Wisconsin Gov. Scott Walker (R) signed the new state budget into law on Sunday with a last-minute change that strips the words "living wage" from state laws and replaces it with "minimum wage."
The change means minimum-wage Wisconsin workers will earn nearly $6,000 per year less than what the Massachusetts Institute of Technology calculates is a living wage in the state. And they will have no recourse, according to the Center for American Progress. MIT says a living wage would be $10.13 an hour.
The new law eliminates the ability of low-wage workers to appeal for a living wage. Previously, Wisconsin law stated that employee pay "shall be not less than a living wage," defined as "adequate to permit any employee to maintain herself or himself in minimum comfort, decency, physical and moral well-being." Wisconsin's living wage was tied to the state minimum wage, currently $7.25 an hour.
The old law allowed residents to challenge the living wage amount with the Department of Workforce Development. Last year, 100 workers, most earning just above the minimum wage, did just that, contending their pay wasn't a living wage. The state denied their claim, declaring "there is no reasonable cause to believe that the wages paid to the complainants are not a living wage." The workers later filed a lawsuit against the state.

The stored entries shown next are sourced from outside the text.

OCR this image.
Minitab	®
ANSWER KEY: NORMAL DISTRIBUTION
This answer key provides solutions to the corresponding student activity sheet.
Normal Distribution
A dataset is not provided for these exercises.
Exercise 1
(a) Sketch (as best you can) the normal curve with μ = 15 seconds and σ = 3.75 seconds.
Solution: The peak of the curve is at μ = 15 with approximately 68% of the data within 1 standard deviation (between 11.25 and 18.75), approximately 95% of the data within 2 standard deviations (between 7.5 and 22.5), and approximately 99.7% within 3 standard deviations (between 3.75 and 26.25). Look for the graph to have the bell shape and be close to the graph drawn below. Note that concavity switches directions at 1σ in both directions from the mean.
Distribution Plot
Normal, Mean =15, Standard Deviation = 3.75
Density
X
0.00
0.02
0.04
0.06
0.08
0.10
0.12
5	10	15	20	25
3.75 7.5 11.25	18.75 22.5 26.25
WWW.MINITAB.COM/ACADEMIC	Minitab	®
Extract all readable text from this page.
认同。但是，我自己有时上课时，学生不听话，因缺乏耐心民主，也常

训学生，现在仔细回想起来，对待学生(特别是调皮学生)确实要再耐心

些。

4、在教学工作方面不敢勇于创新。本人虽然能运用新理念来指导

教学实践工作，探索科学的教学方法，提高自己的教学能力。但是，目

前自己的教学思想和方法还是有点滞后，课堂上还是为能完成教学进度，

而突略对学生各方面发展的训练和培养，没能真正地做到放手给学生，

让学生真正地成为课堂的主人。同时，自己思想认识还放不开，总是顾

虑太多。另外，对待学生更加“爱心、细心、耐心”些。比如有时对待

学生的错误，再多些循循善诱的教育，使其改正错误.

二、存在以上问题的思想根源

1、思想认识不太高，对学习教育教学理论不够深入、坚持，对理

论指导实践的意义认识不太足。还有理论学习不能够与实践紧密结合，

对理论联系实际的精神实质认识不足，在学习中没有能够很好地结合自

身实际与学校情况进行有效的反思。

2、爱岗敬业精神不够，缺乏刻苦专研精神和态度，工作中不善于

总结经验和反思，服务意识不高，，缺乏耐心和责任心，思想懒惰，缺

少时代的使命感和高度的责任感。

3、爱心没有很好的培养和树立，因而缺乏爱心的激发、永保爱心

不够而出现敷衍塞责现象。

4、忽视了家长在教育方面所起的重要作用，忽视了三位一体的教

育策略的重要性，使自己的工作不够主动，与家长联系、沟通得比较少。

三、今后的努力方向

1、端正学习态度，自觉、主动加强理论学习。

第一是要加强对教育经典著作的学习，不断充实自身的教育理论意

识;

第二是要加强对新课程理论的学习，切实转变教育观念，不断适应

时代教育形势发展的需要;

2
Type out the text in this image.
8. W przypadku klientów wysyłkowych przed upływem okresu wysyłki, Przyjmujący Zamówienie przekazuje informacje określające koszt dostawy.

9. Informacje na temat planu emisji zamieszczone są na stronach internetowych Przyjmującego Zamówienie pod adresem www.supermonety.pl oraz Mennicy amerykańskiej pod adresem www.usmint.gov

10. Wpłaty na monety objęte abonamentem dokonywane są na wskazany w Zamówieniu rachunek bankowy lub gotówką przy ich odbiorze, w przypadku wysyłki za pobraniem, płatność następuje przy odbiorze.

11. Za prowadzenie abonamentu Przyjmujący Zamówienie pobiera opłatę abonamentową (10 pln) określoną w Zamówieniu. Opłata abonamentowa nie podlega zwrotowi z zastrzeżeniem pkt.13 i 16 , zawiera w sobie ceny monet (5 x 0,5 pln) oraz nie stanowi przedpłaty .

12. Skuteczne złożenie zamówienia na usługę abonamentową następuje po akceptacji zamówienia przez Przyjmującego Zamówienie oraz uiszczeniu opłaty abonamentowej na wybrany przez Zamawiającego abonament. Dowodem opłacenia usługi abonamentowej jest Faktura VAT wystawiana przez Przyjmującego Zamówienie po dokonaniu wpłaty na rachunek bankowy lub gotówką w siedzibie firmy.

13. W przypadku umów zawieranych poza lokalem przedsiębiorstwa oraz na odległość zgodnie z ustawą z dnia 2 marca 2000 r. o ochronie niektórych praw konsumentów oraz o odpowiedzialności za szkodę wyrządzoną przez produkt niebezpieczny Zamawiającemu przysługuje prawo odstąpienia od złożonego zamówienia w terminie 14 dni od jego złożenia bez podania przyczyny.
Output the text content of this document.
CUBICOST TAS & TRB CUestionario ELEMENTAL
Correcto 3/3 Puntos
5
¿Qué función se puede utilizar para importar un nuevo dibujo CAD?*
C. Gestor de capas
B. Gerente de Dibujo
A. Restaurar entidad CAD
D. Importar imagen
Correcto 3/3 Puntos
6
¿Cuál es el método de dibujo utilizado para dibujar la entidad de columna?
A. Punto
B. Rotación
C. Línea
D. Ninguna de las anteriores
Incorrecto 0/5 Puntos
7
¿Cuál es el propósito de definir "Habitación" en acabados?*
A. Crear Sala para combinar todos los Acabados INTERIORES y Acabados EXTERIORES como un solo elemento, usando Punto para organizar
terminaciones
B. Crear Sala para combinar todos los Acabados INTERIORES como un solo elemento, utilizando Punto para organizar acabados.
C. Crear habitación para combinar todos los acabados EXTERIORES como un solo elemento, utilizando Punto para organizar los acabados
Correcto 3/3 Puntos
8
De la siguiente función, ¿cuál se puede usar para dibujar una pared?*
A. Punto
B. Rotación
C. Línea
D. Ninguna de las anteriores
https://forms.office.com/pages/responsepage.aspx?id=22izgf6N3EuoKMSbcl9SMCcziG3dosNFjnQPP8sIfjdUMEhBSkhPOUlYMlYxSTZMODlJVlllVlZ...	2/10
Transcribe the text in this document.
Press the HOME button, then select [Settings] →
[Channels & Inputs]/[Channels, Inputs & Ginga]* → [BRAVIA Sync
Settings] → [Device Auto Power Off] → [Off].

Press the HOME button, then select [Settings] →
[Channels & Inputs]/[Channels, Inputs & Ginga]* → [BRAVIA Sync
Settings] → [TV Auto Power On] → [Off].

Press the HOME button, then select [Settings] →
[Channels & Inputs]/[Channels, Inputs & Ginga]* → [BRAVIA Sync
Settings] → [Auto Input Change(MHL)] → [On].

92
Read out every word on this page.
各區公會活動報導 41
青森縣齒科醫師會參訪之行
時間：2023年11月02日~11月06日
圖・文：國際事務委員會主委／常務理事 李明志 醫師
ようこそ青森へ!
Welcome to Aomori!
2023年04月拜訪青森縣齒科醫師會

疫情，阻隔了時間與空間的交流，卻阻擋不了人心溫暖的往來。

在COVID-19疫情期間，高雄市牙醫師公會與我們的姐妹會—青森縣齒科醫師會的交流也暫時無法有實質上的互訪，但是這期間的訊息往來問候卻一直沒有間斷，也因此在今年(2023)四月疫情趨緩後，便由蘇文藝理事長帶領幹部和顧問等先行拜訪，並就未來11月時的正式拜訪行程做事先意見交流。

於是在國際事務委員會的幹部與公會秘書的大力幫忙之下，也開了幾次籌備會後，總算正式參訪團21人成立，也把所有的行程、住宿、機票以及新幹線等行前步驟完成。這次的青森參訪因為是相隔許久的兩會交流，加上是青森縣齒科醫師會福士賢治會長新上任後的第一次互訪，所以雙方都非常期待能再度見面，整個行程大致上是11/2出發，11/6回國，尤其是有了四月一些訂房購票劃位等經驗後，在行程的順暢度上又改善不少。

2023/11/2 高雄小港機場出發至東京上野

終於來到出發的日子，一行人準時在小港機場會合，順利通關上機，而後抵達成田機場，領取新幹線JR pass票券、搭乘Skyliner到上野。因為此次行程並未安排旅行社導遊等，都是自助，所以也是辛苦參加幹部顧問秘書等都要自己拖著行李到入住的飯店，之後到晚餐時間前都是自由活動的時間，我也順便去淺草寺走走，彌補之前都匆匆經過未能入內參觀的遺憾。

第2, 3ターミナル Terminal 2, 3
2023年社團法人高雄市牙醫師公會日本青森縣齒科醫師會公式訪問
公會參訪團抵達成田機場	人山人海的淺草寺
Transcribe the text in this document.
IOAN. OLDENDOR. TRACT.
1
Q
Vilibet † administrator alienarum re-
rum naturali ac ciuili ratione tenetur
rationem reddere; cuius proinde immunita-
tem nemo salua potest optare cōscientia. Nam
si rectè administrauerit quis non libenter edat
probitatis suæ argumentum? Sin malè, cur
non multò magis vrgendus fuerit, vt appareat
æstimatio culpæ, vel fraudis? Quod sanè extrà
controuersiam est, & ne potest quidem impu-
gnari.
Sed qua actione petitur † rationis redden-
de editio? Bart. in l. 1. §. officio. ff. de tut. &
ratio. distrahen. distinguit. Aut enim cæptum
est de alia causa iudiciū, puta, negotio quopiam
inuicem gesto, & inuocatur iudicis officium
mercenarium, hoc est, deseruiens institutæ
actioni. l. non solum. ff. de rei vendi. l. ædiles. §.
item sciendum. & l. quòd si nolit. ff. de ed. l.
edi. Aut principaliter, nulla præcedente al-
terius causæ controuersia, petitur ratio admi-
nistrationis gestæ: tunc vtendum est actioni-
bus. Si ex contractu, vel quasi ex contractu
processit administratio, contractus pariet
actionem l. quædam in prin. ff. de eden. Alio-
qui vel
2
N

Walker, who announced his 2016 presidential campaign on Monday, also decided workers don't need weekends off. According to the Milwaukee Journal Sentinel, the budget Walker signed "would allow factory and retail employees to work seven days without a day off, as long as they said in writing that they were doing so voluntarily." The old law required employers to give workers at least one day off for every seven days of work.